For being such utterly beautiful music, this piece doesn't seem to get a whole lot of attention. That's a shame, because you can't help but be captivated by it once you listen. I've written in these pages about the dangers of extolling a composer for a particular section of his work; this unfortunately tends to smother the hidden gems in his or her output. The Vespers aren't exactly hidden, but they aren't clogging the shelves either. Hopefully this excellent release from Ondine will help remedy that.

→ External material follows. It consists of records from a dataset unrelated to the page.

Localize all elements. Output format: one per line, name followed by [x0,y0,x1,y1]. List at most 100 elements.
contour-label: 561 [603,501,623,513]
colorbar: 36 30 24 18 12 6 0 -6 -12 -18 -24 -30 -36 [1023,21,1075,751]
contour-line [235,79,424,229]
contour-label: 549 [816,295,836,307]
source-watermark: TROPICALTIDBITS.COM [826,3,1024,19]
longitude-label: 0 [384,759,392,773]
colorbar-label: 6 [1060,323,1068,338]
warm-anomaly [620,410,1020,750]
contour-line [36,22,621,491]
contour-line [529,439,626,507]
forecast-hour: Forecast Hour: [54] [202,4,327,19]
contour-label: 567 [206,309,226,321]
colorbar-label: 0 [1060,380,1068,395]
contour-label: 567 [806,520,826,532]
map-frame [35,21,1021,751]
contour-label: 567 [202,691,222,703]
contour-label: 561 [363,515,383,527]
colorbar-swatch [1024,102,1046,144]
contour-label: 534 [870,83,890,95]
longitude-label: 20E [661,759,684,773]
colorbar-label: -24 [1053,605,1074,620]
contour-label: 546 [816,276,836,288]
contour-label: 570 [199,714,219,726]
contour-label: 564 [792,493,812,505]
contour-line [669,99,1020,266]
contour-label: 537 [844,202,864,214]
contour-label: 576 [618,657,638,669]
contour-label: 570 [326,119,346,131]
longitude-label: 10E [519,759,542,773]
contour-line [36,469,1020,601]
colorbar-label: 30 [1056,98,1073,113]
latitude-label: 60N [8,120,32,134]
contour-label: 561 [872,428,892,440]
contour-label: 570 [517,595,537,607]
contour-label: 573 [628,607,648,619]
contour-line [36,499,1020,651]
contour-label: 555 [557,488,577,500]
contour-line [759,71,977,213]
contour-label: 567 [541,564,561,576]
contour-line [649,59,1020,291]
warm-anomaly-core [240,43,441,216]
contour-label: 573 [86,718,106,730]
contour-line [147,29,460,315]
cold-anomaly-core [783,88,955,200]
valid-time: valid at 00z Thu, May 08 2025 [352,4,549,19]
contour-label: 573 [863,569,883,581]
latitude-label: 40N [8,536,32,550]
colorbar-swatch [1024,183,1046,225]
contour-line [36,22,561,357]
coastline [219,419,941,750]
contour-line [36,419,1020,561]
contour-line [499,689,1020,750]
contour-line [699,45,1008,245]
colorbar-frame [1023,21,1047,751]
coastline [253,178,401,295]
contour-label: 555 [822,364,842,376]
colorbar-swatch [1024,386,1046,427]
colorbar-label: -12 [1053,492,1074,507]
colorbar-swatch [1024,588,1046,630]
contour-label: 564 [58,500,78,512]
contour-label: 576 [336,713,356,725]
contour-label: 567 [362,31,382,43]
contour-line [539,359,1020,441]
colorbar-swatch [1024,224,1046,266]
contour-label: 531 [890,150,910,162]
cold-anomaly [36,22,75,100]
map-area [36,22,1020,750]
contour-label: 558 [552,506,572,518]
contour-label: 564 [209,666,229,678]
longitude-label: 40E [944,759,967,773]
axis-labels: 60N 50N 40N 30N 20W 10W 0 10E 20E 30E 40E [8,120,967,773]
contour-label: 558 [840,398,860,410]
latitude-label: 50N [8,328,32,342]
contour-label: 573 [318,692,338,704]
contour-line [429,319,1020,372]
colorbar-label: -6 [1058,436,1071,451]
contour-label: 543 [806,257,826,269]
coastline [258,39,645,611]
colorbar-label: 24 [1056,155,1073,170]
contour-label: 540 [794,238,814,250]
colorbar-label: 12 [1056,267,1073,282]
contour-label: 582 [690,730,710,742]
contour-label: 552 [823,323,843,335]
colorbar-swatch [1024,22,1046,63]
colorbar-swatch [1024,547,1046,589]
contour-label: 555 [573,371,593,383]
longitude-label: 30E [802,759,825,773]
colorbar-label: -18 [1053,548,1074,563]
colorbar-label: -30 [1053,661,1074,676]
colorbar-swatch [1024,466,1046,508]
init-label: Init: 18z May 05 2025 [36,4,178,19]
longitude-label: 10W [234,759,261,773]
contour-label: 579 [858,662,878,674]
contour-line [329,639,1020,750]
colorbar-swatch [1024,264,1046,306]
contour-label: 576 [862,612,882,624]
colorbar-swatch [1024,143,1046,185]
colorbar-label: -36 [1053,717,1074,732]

My benchmark for this work was the great Robert Shaw's a reading of simply ethereal beauty and recorded in France for Telarc. Like everything that team recorded in France (Poulenc, etc), the tonal mastery of the chorus can be offset by less than authentic sounds and some questionably heavy acoustics. Not that I'm about to drop those albums, as they set a choral standard and remain references. Still, Shaw can't be your only choice, and I can warmly recommend this disc, not just as a possible supplement, but maybe a first choice.

Right away, the disc pulls you in with some wonderfully intoned bass chants. These are omitted from the Shaw (and other readings as well) and instantly add a sense of authenticity. So too does the excellent singing of the Latvian Radio Chorus. They sing less smoothly than do Shaw's singers – so do most choirs before or since – but the singing has much more bite and "tang" as result. Tempos are swifter on the Ondine disc, and there is an extraordinary amount of lovely sound without the need to draw anything out or linger. The whole ensemble is impeccably blended, the various Russian intonations have already been mentioned, yet they provide logical bridges for the various sections.

If you own the Shaw and find yourself thrilled, yet occasionally overwhelmed, give this a try. It's just as well sung, maybe better considering the work in question, and Ondine provides its usual high quality sound. I listened in stereo only, but I wouldn't doubt that this Hybrid SACD provides a pretty special experience on high end players. Whatever the format you choose, make this a priority.